Junto com Santa Cruz, Tarija e Pando os 4 estados dos 9 da Bolívia que têm como governantes os representates da direita e ultra-direita Boliviana, chamados de estados da Meia Lua, são os estados que concentram os maiores latifundiários da pequena elite de poucos espanhois que sempre foram os donos das riquezas e das terras do país na história dos séculos  de dominação, dizimações e roubo aos povos que viviam neste continente, até a eleição do primeiro indígena para a presidência em 2005, uma minoria de menos de 5% era dona de tudo, em um país onde 80% da população são indígenas, sendo 60% dessa população total - indígenas originários.  No entanto esses poucos senhores detêm as terras e riquezas naturais desses 4 estados, o gás de Tarija ao sul, as terras dos dois maiores estados em território da Bolívia -  Beni e Santa Cruz, com muito latifundio, a terra dos povos originários toda na mão de poucos coroneis, mais vivos do que nunca. Beni e sua capital Trinidad sempre que eu tentei ir nas outras duas viagens que fiz a Bolívia, acabei só conhecendo o norte de Beni, a fronteira da Bolívia com o Brasil, Guajará-mirim - Rondônia,  pois sempre tinha uma estrada caída ou um bloqueio político, essa viagem por exemplo até o último instante nós passageiros teríamos que cruzar a pé o bloqueio para depois tomar outro ônibus que nos esperaria depois do bloqueio e etc, só uma empresa  de ônibus estava fazendo o trajeto naquele, de umas 10 empresas.. O protesto se levantou pouco antes da nossa saída às 20h de Santa Cruz, daí pude sonhar tranquilo o que logo vivi!

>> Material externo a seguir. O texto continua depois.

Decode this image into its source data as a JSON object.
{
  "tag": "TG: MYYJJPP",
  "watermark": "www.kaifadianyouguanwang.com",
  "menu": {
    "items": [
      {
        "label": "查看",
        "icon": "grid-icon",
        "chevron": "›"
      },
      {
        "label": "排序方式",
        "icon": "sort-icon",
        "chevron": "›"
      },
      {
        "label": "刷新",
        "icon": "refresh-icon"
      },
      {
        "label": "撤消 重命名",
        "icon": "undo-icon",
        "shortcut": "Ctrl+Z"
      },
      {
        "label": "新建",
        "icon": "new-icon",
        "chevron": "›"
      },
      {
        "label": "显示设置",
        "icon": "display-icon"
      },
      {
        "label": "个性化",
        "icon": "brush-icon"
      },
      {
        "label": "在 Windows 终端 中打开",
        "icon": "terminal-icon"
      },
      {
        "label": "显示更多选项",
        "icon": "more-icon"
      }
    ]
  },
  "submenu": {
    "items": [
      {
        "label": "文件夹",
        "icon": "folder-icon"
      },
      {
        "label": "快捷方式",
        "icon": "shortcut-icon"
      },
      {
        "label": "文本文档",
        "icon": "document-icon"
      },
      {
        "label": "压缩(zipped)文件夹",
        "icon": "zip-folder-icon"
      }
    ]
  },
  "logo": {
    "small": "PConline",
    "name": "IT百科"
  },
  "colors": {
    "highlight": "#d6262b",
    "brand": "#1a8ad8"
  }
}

Conversei mais um pouco com a simpatiza vovó que tava do meu lado, no tempo que conversamos antes de durmimos e quando acordamos, me adotou como um neto, perguntando tudo, de onde eu era, pra onde ia, se meus pais não se preocupavam deu viajar sozinho, como era o Brasil, e etc, e eu como netinho enchi ela de perguntas também, sobre a Bolívia, Evo, Cultura e etc!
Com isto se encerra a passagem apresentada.